France 24 : Dans vos premiers chapitres, intitulés "Les Reines du shopping" et "Desperate Housewives", vous décrivez le quotidien de Léa, Cécile et Stéphanie qui tournent autour de la cuisine et de la mode au sein du califat. Pourquoi chercher à les rendre plus inoffensives ?

Céline Martelet : Quand on a commencé à discuter avec elles, il n’était pas du tout question de parler propagande. Notre travail de journaliste consistait à découvrir qui elles étaient, ce qu’elles faisaient. Nos discussions tournaient autour de leur quotidien et Léa, en effet, cuisinait beaucoup. Pour elles, on était une sorte de fenêtre car elles ont plutôt l’habitude de parler entre sœurs, ou de pleurer avec leur famille. C’est une réalité : ce sont juste de jeunes françaises.

Est-ce que ce travail d’enquête, qui a duré trois ans, vous a permis de dégager un profil type de ces jeunes femmes qui partent rejoindre l’EI ?

Il n’y a pas de profil standard, pour les filles comme pour les garçons finalement. Beaucoup se sont converties, d’autres ont grandi dans des familles musulmanes non pratiquantes mais se sont radicalisées. Il y a aussi celles qui sont nées dans des quartiers plutôt favorisés de la région parisienne, d’autres dans des petites villes du côté de Tours ou de Nice. En fait, ce ne sont pas que des filles de quartiers populaires. Qu’elles soient en Syrie, revenues en France ou qu’elles aient essayé de partir, elles pourraient toutes être nos sœurs, nos cousines, des amies d’enfance.

Toutes semblent avoir vécu ce que vous appelez dans votre livre "une cassure" ?

Certaines n’ont pas de père, d’autres ont des mères trop étouffantes ou qui les délaissent après un remariage. Il y a aussi celles qui ont une famille disloquée avec des parents constamment en conflit. D'autres finissent par avouer qu’elles ont été victimes d’abus sexuels, dans le cadre familial souvent, mais n’en avaient jamais parlé. La parole se libère parfois à leur retour. Je précise qu'il ne s'agit pas de leur trouver une excuse ou d’en faire des victimes. Nous avons juste rapporté des faits.

Pour financer leur départ, quasiment toutes les candidates ont souscrit un prêt à la consommation ou utilisé l’argent du RSA ou de l’assurance chômage. C’est un réel affront pour le gouvernement français, qui a tardé à s’inquiéter de leur sort ?

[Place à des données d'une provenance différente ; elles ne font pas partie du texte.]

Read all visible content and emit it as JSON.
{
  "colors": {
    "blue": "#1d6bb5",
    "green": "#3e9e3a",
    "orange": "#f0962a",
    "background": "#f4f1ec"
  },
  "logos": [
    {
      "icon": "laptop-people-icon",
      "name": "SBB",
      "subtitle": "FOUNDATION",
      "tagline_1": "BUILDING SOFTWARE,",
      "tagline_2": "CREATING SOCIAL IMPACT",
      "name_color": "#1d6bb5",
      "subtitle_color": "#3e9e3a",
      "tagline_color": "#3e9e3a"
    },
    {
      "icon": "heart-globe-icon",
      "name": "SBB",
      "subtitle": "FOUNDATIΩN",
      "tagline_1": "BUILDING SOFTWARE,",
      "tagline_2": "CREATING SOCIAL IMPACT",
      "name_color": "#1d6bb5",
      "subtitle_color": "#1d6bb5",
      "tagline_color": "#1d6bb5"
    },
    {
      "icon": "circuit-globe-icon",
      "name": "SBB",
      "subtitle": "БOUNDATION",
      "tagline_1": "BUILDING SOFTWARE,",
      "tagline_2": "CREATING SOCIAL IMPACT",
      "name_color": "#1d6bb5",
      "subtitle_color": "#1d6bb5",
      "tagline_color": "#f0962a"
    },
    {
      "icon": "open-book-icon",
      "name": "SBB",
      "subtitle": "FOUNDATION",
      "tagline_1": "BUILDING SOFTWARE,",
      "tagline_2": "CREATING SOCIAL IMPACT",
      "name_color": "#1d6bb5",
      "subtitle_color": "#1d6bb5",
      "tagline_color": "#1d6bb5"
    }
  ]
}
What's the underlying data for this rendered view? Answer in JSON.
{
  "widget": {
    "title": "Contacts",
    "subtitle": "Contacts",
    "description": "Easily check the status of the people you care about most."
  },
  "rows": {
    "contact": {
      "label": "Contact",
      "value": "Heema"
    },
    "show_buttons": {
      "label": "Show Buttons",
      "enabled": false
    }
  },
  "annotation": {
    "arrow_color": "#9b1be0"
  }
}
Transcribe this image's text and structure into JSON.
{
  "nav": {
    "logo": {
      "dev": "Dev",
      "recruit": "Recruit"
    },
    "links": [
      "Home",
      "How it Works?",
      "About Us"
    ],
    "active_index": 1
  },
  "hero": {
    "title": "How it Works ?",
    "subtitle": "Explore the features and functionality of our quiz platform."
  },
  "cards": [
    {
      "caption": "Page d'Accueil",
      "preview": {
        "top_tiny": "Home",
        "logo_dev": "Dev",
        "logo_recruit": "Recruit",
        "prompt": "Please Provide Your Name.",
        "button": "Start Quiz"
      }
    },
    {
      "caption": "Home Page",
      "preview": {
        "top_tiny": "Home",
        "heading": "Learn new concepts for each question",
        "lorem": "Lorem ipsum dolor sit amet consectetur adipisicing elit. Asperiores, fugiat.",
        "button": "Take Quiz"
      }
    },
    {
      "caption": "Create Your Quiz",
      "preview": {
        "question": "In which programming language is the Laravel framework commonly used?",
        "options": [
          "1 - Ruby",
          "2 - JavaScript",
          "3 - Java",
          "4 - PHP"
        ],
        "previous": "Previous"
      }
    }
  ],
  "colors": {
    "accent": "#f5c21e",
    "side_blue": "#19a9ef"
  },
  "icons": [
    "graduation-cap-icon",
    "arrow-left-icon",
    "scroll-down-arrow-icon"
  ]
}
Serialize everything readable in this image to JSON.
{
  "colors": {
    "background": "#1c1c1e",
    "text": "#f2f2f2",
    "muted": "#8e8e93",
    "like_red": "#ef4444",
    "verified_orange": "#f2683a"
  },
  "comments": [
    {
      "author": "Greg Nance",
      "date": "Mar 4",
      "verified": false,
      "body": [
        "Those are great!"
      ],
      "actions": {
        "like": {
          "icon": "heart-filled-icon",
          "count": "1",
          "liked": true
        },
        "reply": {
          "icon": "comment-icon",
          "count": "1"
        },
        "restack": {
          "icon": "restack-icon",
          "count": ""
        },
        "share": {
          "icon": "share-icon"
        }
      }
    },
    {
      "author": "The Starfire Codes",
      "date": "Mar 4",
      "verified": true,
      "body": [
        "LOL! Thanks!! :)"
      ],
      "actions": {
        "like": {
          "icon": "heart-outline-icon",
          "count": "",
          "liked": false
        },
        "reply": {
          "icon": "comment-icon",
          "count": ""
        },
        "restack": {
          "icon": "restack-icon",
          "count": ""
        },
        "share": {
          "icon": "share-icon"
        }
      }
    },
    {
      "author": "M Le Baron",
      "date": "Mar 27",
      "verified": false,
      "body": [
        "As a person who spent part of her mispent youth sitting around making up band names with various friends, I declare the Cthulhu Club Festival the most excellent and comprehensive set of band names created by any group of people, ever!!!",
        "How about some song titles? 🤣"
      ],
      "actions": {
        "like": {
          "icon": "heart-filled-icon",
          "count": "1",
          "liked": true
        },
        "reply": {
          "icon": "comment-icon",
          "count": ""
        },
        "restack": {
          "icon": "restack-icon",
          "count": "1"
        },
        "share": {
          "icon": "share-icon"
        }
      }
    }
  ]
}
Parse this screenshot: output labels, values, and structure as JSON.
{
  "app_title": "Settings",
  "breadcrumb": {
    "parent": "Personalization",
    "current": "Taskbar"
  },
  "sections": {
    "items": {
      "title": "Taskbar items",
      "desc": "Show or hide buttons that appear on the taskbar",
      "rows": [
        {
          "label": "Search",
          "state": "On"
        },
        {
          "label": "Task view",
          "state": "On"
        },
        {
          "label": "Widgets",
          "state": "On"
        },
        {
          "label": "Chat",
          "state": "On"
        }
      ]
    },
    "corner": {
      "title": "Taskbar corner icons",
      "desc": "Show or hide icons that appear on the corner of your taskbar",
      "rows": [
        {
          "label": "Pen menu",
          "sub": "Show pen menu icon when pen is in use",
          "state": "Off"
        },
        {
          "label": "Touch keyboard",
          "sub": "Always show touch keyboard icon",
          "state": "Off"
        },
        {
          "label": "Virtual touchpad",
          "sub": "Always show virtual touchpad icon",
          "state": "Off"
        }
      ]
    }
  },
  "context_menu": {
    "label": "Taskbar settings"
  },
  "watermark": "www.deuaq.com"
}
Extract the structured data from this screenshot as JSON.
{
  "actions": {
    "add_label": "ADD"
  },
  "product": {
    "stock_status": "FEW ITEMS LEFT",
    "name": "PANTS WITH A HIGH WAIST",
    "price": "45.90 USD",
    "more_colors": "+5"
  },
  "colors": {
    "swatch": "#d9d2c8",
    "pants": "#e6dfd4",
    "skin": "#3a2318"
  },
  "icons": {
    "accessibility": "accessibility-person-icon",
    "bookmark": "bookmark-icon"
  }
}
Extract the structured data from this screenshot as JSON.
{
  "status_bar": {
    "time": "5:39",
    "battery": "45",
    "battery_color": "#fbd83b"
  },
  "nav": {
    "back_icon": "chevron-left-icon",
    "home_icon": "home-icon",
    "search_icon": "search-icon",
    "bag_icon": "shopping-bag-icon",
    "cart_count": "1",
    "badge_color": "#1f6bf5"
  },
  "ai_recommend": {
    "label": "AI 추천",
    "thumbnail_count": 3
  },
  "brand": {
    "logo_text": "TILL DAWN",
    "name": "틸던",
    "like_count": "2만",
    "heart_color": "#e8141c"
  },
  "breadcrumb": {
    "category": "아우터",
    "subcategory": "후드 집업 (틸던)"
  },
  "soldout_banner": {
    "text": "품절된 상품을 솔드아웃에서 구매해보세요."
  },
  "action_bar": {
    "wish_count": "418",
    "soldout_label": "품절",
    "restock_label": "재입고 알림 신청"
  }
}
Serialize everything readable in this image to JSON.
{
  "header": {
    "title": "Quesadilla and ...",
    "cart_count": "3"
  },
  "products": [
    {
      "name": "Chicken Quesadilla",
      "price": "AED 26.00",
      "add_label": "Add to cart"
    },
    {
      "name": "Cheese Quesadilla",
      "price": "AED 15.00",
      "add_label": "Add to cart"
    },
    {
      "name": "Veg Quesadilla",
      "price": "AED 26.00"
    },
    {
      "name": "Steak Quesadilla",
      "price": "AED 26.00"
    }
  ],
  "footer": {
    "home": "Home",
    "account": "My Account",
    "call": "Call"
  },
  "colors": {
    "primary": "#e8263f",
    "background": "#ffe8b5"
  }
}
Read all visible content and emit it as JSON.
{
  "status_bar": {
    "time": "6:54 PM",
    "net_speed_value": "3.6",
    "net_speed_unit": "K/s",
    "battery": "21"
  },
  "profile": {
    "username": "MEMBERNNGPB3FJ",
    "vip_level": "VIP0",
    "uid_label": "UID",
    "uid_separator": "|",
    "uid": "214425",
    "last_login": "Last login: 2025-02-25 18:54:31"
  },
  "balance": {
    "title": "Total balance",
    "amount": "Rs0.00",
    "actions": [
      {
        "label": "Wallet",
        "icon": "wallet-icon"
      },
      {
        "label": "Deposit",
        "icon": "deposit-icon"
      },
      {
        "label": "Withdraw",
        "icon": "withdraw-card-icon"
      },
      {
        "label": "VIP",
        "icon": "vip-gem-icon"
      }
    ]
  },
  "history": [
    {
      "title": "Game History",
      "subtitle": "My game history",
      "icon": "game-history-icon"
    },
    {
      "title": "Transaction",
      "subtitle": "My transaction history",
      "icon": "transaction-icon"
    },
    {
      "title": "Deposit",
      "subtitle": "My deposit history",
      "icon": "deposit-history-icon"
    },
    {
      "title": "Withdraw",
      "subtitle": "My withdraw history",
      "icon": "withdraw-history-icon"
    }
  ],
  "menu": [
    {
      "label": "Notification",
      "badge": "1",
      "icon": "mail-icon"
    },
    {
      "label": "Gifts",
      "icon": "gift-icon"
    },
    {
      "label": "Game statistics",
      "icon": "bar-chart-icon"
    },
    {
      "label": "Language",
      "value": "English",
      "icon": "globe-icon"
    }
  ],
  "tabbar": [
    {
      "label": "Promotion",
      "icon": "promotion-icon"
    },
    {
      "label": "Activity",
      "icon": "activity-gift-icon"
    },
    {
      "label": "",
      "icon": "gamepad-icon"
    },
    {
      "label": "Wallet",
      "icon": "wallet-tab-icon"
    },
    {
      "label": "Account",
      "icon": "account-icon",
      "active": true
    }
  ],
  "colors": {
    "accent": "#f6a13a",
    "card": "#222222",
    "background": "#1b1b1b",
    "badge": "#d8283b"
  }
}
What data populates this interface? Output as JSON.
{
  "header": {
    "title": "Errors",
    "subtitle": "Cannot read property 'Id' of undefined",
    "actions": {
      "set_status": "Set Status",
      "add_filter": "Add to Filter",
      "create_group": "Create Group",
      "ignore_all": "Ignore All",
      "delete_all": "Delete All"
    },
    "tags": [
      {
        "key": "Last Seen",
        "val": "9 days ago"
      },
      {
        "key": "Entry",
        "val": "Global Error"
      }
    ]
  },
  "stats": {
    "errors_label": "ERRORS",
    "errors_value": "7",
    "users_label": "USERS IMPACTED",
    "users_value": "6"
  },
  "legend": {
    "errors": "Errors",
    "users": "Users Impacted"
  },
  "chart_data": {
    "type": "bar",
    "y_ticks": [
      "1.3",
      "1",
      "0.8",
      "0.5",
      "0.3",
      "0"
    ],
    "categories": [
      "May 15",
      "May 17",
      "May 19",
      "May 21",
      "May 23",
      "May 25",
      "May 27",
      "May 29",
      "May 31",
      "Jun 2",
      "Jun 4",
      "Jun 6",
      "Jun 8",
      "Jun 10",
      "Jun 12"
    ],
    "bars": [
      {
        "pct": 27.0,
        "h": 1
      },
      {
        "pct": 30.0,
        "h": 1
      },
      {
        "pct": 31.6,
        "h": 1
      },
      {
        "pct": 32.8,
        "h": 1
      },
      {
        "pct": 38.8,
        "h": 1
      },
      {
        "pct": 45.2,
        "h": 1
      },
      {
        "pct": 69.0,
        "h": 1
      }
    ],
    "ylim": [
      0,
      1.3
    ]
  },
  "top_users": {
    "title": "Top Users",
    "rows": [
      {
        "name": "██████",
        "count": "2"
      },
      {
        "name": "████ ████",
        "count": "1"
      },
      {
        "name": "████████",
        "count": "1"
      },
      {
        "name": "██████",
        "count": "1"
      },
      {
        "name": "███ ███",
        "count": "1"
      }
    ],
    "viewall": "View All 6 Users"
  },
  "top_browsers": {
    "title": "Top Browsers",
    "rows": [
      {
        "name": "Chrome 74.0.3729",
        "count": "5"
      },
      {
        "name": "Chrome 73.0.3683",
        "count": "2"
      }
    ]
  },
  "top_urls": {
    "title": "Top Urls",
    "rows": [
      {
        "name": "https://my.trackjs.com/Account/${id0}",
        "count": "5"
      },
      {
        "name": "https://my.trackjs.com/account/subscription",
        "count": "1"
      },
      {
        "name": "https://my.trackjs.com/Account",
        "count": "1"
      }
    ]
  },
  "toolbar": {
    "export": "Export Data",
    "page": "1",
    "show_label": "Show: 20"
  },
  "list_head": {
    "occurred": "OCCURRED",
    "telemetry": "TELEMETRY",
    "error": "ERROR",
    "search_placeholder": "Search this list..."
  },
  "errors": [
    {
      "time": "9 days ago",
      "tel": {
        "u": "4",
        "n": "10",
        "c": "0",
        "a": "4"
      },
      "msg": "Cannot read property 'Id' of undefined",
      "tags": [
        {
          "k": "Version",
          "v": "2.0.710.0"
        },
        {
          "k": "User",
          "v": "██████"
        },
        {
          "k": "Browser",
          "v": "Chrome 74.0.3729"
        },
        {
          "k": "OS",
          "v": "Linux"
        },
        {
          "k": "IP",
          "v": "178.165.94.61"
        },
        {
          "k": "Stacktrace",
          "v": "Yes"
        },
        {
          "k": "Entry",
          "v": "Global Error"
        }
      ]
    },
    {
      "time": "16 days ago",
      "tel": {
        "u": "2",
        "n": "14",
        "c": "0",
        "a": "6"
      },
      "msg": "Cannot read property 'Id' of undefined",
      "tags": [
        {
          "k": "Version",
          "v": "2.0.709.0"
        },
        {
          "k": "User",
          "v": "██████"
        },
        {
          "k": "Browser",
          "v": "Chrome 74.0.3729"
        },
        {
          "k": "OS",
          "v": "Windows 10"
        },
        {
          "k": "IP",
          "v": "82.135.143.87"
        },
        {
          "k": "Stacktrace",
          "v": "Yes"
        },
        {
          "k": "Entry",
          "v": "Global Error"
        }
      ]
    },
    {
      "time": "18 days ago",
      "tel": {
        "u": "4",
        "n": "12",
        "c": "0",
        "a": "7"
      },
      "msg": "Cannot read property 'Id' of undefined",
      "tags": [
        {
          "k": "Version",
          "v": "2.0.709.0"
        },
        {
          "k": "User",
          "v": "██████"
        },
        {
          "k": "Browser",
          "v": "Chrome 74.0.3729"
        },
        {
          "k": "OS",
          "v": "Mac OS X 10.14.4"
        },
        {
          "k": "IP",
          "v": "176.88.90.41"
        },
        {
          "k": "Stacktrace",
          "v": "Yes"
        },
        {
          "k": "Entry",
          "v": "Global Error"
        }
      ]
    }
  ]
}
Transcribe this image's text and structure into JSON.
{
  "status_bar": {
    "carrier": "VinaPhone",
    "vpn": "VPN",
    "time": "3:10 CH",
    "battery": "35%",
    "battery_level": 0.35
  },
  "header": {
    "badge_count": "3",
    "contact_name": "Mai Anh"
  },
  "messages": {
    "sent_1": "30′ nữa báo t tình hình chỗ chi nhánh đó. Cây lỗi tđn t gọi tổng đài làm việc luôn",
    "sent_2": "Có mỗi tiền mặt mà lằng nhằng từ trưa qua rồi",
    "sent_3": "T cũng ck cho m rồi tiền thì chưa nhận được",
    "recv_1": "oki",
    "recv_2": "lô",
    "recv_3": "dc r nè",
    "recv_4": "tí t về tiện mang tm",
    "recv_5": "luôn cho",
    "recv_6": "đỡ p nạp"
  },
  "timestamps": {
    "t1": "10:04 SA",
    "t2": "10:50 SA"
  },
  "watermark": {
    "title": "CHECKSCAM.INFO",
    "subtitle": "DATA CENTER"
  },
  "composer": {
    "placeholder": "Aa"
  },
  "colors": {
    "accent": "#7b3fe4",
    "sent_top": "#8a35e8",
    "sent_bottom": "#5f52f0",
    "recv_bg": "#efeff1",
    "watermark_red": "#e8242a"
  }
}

Entre 2013, date de la naissance de l’organisation terroriste baptisée Organisation de l'État islamique en Syrie et en Irak, et 2015, date de l’attentat de Charlie Hebdo, les autorités n’ont pas pris conscience des vagues de départs, que ce soit pour les filles ou les garçons. Durant cette période, de nombreuses jeunes filles comme Soraya, 14 ans, ont quitté leur domicile : en septembre 2014, Soraya prend un avion, traverse cinq frontières, passe 5 contrôles douaniers et atterrit en Syrie sans que personne ne l’interpelle alors qu’en France, sa mère remue ciel et terre pour demander son arrestation.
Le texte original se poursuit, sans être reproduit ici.